Beziehungsangst: Sind wir „richtig“ füreinander?

Beziehungsangst, auch bekannt als Beziehungs-Zwangsstörung (ROCD), ist eine beängstigende Erfahrung.

Hören Sie stattdessen auf Spotify oder Apple Podcasts!

Was ist Beziehungsangst?

Beziehungsangst ist gekennzeichnet durch Zweifel, Grübeln und übermäßiges Grübeln über Beziehungen. Meist besteht der Wunsch nach Gewissheit, dass der Partner die „richtige Wahl“ ist. Ausgelöst wird dies oft durch Phasen erhöhter Verbindlichkeit, z. B. wenn man zusammenzieht oder sich verlobt. Es kommt vor, dass Menschen gesunde Beziehungen verlassen oder gute potenzielle Partner ausschließen, bevor die Beziehung überhaupt begonnen hat. Das habe ich in der Vergangenheit selbst erlebt und weiß daher, wie beängstigend das sein kann.
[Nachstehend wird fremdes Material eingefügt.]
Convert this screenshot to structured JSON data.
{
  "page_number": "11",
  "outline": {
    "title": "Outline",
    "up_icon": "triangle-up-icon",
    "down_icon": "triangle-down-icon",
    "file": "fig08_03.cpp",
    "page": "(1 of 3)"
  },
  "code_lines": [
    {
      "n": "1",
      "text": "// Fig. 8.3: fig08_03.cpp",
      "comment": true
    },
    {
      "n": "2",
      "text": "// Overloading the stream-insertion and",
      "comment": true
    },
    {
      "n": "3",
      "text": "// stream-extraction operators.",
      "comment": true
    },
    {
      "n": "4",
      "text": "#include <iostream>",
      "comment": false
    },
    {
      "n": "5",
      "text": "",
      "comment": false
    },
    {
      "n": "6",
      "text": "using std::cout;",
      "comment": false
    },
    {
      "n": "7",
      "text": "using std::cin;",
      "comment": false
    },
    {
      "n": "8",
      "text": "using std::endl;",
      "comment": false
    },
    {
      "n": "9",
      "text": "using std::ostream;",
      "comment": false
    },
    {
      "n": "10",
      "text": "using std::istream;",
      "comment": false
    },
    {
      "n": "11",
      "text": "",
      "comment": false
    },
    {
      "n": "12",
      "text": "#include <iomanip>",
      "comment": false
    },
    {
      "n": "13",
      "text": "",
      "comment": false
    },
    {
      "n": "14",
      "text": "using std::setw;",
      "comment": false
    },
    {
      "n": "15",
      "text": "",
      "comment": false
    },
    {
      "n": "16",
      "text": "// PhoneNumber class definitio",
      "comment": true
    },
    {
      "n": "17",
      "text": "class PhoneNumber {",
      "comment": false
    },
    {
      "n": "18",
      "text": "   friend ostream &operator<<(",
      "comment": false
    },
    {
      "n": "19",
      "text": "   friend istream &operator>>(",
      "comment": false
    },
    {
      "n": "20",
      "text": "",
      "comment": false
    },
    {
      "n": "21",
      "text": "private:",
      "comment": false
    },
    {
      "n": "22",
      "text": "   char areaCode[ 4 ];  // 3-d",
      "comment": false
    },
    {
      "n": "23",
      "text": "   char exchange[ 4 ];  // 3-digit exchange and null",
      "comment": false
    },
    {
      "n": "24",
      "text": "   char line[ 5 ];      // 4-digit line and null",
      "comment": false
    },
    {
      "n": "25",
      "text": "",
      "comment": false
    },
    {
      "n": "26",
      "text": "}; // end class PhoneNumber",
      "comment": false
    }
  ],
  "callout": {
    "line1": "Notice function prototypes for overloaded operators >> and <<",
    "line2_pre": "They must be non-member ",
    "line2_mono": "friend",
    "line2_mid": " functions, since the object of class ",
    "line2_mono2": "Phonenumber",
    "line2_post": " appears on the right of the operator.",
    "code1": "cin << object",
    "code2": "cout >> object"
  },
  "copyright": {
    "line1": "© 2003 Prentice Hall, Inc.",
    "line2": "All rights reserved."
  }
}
Beziehungsangst und ROCD sind zwar keine offiziellen Diagnosen, aber ich habe sie als hilfreiche Begriffe zur Beschreibung meiner Erfahrungen empfunden. Für manche Menschen können Bezeichnungen hilfreich sein, für andere nicht so sehr. In jedem Fall kann es schwierig sein, festzustellen, ob das, was man erlebt, mit Angst zu tun hat oder ob man die Beziehung verlassen sollte. Das ist eine sehr persönliche Entscheidung, aber hier sind einige Dinge, über die Sie nachdenken sollten, um Ihre Antwort zu finden.

Hatten Sie in der Vergangenheit schon einmal Angst?
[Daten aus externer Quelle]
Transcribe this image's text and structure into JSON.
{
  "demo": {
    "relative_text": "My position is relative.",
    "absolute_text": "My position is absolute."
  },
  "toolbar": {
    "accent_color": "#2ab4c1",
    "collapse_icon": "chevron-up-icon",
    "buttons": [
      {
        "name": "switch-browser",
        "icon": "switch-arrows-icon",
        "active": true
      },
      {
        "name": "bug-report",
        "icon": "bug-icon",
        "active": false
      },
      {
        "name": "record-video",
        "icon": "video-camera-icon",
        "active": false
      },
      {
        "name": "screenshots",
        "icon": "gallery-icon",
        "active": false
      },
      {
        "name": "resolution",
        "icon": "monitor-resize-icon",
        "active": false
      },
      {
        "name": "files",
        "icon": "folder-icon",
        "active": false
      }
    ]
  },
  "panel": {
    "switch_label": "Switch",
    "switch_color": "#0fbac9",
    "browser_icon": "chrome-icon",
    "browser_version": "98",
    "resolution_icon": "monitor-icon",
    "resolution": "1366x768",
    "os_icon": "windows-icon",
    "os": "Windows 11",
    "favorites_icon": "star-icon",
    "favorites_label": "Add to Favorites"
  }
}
Ich habe schon früher Angst in Form von zwanghaftem Grübeln erlebt. Als ich zum Beispiel Single war, habe ich mir zwanghaft Sorgen gemacht, dass ich nie einen Partner finden würde. Das ließ mich vermuten, dass meine Beziehungsangst mehr mit mir als mit meinem Partner zu tun hatte. Ängste hassen Unsicherheit. Es kann nie eine endgültige Antwort auf die Frage „Ist mein Partner der richtige für mich?“ geben. Es ist also der perfekte Nährboden für Sorgen und Grübeln.

Ich habe die Zweifel und Ängste als „Zeichen“ dafür gedeutet, dass meine Liebesbeziehung irgendwie nicht „richtig“ war, was dann die Ängste noch verschlimmert hat. Deshalb möchte ich das laut und deutlich sagen: Zweifel bedeuten nicht, dass Ihre Beziehung falsch ist! Eine Liebesbeziehung ist ein Risiko, das unsere persönliche Geschichte angreift und uns verletzlich macht. Nicht jeder wird diese Erfahrung machen, aber nicht jeder hat deine Lebensgeschichte, deine Persönlichkeit oder deine genetische Veranlagung.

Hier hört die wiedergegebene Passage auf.